The next morning Katterson arose and found North busily tearing the binding from his copy of the Greek plays. With a sort of amazement Katterson watched North put the soiled red binding into a pot of boiling water.
“Oh, you’re up? I’m just preparing breakfast.”
The binding was hardly palatable, but they chewed it to a soft pulp anyway, and swallowed the pulp just to give their tortured stomachs something to work on. Katterson retched as he swallowed his final mouthful.
One day of eating bookbindings.
“The city is dead,” Katterson said from the window without turning around. “I haven’t seen anyone come down this street yet. The snow is everywhere.”
North said nothing.
“This is crazy, Hal,” Katterson said suddenly. “I’m going out to get some food.”
“Where?”
“I’ll walk down Broadway and see what I can find. Maybe there’ll be a stray dog. I’ll look. We can’t hold out forever up here.”
“Don’t go, Paul.”
Katterson turned savagely. “Why? Is it better to starve up here without trying than to go down and hunt? You’re a little man; you don’t need food as much as I do. I’ll go down to Broadway; maybe there’ll be something. At least we can’t be any worse off than now.”
North smiled. “Go ahead, then.”
“I’m going.”
He b
uckled on his knife, put on all the warm clothes he could find, and made his way down the stairs. He seemed to float down, so lightheaded was he from hunger. His stomach was a tight hard knot.
The streets were deserted. A light blanket of snow lay everywhere, mantling the twisted ruins of the city. Katterson headed for Broadway, leaving tracks in the unbroken snow, and began to walk downtown.
At 96th Street and Broadway he saw his first sign of life, some people at the following corner. With mounting excitement he headed for 95th Street, but pulled up short.
There was a body sprawled over the snow, newly dead. And two boys of about twelve were having a duel to the death for its possession, while a third circled warily around them. Katterson watched them for a moment, and then crossed the street and walked on.
He no longer minded the snow and the solitude of the empty city. He maintained a steady, even pace, almost the tread of a machine. The world was crumbling fast around him, and his recourse lay in his solitary trek.
He turned back for a moment and looked behind him. There were his footsteps, the long trail stretching back and out of sight, the only marks breaking the even whiteness. He ticked off the empty blocks.
90th. 87th. 85th. At 84th he saw a blotch of color on the next block, and quickened his pace. When he got to close range, he saw it was a man lying on the snow. Katterson trotted lightly to him and stood over him.

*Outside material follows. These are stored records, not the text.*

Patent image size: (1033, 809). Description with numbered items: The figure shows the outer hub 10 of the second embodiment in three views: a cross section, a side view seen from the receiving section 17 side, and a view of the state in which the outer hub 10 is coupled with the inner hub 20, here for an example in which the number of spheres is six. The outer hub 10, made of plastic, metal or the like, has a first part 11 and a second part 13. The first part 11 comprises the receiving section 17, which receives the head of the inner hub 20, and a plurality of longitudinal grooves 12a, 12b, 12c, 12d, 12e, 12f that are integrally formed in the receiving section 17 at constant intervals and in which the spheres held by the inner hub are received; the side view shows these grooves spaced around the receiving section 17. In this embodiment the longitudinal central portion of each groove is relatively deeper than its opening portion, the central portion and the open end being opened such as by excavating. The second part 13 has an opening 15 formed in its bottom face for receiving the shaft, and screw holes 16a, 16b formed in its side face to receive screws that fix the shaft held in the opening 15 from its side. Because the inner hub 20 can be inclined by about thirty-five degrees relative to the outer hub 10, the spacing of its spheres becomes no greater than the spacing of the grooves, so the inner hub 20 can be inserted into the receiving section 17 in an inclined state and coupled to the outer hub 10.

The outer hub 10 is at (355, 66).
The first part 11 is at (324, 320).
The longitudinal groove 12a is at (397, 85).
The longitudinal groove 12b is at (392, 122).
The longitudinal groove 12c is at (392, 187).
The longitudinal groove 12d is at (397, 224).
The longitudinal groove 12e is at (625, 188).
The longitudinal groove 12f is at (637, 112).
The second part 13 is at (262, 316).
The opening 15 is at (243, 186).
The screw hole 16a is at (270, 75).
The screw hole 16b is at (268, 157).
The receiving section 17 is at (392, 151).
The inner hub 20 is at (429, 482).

He was lying face-down. Katterson bent and carefully rolled him over. His cheeks were still red; evidently he had rounded the corner and died just a few minutes before. Katterson stood up and looked around. In the window of the house nearest him, two pale faces were pressed against the pane, watching greedily.
He whirled suddenly to face a small, swarthy man standing on the other side of the corpse. They stared for a moment, the little man and the giant. Katterson noted dimly the other’s burning eyes and set expression. Two more people appeared, a ragged woman and a boy of eight or nine. Katterson moved closer to the corpse and made a show of examining it for identification, keeping a wary eye on the little tableau facing him.